Als ich das sah, habe ich mich natürlich erschrocken. Nein, nicht weil ich erwischt wurde. Als Erstautor habe ich bei diesen beiden Publikationen (J Biol Chem; 282(40):29273-83 und Oncogene; 27(1):116-25) und auch in fast allen anderen Werken die meisten oder gar alle Daten selbst produziert und kann jederzeit dafür gerade stehen. Erschrocken habe ich mich, weil ich inzwischen die Originaldaten nicht mehr besitze, um hier noch etwas beweisen zu können. Das heißt, mein damaliger Chef müsste sie zwar noch haben, aber beruhigt hat es mich nicht unbedingt. Damit hatte ich also dieselbe faule Ausrede anzuführen wie die vielen anderen, denen man, zum Teil auch zu Recht, Datenmanipulation vorwirft: die Originaldaten seien leider nicht mehr auffindbar.

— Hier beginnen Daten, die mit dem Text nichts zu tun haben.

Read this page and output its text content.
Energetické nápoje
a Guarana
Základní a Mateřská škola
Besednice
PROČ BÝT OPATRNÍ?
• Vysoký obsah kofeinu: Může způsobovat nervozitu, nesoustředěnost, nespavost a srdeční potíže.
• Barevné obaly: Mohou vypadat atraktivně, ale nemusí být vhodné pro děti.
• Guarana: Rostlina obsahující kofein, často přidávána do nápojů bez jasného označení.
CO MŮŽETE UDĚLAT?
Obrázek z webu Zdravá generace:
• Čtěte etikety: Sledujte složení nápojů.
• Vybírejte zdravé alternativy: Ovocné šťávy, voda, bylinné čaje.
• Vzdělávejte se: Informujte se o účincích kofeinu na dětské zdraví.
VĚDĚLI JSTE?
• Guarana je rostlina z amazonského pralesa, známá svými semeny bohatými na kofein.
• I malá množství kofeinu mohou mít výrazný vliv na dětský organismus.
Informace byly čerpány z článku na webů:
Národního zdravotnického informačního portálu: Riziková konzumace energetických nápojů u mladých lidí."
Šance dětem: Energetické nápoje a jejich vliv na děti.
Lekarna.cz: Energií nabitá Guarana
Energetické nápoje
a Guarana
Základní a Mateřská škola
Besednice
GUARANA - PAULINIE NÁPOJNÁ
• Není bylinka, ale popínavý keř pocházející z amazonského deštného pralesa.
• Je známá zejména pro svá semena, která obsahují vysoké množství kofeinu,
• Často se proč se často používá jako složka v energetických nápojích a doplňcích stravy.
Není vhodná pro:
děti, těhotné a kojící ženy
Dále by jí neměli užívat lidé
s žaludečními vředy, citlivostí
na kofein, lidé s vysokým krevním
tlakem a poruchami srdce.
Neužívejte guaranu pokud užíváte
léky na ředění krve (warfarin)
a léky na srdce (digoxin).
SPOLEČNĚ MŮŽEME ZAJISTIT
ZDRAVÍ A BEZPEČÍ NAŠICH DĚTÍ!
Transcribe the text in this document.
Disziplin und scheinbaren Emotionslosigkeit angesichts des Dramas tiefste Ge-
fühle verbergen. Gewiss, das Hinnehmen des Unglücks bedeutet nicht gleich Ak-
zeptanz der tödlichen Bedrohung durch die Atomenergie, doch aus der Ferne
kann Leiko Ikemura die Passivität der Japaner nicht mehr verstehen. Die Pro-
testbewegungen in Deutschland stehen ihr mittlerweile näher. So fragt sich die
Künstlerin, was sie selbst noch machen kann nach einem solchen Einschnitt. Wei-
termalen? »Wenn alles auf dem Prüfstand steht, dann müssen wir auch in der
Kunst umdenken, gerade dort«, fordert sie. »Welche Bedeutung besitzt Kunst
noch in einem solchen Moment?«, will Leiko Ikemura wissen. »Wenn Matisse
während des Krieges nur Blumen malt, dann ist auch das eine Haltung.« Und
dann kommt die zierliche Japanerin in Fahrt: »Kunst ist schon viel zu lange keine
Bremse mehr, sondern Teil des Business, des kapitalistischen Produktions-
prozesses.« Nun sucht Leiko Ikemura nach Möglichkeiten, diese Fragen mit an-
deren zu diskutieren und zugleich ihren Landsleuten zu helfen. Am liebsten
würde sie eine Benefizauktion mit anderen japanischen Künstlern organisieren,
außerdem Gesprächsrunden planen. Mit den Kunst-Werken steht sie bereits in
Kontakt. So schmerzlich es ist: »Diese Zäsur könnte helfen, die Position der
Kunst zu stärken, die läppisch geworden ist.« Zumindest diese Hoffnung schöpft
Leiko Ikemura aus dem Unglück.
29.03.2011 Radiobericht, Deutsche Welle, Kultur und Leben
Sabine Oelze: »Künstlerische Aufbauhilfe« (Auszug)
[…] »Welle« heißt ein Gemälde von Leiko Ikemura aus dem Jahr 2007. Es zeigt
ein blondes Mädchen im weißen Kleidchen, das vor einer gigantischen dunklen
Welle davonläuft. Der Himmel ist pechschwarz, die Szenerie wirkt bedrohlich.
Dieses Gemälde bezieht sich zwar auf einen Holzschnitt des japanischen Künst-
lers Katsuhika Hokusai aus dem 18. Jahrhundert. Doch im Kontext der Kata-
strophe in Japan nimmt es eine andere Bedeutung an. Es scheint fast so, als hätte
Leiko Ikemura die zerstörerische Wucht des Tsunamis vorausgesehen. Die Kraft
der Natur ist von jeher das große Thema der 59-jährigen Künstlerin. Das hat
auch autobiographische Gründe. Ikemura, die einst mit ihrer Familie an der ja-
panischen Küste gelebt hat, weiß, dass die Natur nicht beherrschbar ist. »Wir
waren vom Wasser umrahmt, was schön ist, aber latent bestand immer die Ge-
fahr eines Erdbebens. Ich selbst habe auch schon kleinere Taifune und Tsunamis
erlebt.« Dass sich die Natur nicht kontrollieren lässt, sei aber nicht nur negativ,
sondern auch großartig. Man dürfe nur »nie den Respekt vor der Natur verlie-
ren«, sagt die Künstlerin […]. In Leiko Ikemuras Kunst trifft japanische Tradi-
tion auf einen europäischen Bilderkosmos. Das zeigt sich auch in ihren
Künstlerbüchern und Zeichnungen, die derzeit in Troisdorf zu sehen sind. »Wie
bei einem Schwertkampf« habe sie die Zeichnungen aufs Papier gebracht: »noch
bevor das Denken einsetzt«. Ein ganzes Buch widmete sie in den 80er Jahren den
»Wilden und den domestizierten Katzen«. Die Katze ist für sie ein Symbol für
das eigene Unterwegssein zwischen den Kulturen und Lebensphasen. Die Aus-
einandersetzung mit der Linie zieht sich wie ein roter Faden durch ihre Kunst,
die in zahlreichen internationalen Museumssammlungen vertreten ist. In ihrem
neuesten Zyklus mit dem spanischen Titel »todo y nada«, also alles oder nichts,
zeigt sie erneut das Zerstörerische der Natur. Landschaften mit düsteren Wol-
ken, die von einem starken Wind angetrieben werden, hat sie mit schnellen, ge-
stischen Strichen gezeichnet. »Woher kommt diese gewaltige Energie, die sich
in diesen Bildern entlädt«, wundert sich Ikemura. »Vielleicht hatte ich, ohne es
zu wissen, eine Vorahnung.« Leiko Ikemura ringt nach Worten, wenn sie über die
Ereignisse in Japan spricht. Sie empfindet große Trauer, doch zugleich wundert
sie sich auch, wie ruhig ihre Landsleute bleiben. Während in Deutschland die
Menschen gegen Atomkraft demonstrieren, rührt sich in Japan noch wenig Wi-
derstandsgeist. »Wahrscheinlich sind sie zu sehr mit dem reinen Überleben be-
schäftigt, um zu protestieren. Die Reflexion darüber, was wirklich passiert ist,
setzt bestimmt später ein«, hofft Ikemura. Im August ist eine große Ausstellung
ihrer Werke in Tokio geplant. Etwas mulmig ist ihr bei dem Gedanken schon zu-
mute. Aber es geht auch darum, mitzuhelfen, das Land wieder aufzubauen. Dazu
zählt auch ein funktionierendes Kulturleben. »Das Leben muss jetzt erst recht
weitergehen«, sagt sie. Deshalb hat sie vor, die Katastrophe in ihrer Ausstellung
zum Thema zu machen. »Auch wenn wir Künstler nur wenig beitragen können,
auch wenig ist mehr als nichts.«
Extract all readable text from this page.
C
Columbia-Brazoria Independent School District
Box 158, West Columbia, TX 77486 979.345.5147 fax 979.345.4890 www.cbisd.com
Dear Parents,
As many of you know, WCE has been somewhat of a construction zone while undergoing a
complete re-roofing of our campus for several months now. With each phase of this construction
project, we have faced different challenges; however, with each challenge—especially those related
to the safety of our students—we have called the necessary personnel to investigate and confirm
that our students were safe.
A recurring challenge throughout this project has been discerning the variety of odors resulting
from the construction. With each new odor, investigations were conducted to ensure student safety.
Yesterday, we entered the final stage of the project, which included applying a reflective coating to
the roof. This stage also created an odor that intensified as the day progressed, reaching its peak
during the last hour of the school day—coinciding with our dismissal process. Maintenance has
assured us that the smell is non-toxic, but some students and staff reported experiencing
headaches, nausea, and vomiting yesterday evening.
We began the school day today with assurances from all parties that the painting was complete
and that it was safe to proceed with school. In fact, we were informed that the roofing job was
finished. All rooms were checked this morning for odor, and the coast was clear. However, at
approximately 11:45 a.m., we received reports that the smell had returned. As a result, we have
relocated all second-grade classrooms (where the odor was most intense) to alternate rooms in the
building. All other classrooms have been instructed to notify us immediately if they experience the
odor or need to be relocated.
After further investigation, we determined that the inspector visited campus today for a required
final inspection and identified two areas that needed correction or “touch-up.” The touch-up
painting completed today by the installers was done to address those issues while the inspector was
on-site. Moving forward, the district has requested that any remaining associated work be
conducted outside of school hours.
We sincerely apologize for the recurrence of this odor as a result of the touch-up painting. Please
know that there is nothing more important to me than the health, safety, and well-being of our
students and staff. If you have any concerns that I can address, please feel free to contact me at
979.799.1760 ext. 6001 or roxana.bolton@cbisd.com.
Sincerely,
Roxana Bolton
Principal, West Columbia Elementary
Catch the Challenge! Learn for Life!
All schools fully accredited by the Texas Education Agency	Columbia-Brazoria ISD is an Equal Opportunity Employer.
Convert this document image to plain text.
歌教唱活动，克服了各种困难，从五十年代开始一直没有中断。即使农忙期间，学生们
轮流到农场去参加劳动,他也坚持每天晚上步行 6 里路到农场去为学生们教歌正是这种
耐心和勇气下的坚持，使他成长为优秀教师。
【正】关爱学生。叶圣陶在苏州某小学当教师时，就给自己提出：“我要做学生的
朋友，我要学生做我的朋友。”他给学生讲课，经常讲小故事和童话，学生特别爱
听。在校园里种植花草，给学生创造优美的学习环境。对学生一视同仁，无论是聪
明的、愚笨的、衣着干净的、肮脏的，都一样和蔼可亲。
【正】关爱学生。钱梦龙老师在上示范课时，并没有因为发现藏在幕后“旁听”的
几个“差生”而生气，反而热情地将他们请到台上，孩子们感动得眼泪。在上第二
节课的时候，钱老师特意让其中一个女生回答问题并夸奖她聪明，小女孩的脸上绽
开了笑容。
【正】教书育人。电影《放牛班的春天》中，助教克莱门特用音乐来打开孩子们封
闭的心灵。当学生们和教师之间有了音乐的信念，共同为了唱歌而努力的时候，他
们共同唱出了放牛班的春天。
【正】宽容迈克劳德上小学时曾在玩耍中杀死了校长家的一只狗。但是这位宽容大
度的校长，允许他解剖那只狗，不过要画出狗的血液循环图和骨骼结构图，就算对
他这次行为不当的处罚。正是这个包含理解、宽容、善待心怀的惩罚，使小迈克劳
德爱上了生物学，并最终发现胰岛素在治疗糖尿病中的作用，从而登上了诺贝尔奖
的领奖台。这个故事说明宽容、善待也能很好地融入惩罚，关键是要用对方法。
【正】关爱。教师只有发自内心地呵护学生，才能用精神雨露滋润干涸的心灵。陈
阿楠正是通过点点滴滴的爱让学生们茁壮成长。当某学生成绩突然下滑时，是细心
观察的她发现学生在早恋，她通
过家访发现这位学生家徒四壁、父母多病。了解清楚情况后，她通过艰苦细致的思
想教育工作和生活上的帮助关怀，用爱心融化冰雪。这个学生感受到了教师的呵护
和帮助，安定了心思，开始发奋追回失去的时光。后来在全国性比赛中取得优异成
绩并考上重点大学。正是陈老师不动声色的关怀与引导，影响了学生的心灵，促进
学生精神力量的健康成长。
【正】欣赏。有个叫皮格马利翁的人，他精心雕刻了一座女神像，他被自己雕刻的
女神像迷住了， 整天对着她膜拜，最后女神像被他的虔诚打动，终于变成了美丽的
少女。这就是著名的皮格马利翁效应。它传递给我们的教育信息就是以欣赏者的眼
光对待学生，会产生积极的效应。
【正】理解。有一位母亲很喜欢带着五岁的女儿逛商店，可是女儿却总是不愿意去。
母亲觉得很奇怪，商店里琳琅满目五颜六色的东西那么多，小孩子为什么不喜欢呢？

Ich hatte aber Glück. Zunächst einmal sah ich die PubPeer-Anschuldigungen schon kurz nach deren Erscheinen, weil ich für meine Recherchen regelmäßig PubPeer aufsuche. Weiterhin fiel mir auf, dass die kritisierten Abbildungen (hier, hier und hier) sehr verpixelt, also in niedriger Auflösung, gezeigt waren. Tatsächlich konnte ich anhand der qualitativ besseren Abbildungen auf der jeweiligen Journal-Webseite schnell zeigen, dass die Verdachtsmomente nur Komprimierungsartefakte aus der PDF-Erstellung waren. In den höherauflösenden Bildern waren zu meiner großen Erleichterung keine suspekten Kanten mehr zu sehen  (hier, hier und hier).

Dabei hat mir übrigens sehr geholfen, dass die beiden Journals meine alten Publikationen inzwischen frei zugänglich gemacht haben, sonst hätte ich nur schwerlich an meine eigenen Forschungsergebnisse kommen können. Also: ein ganz unerwartetes und neues Argument für Open Access!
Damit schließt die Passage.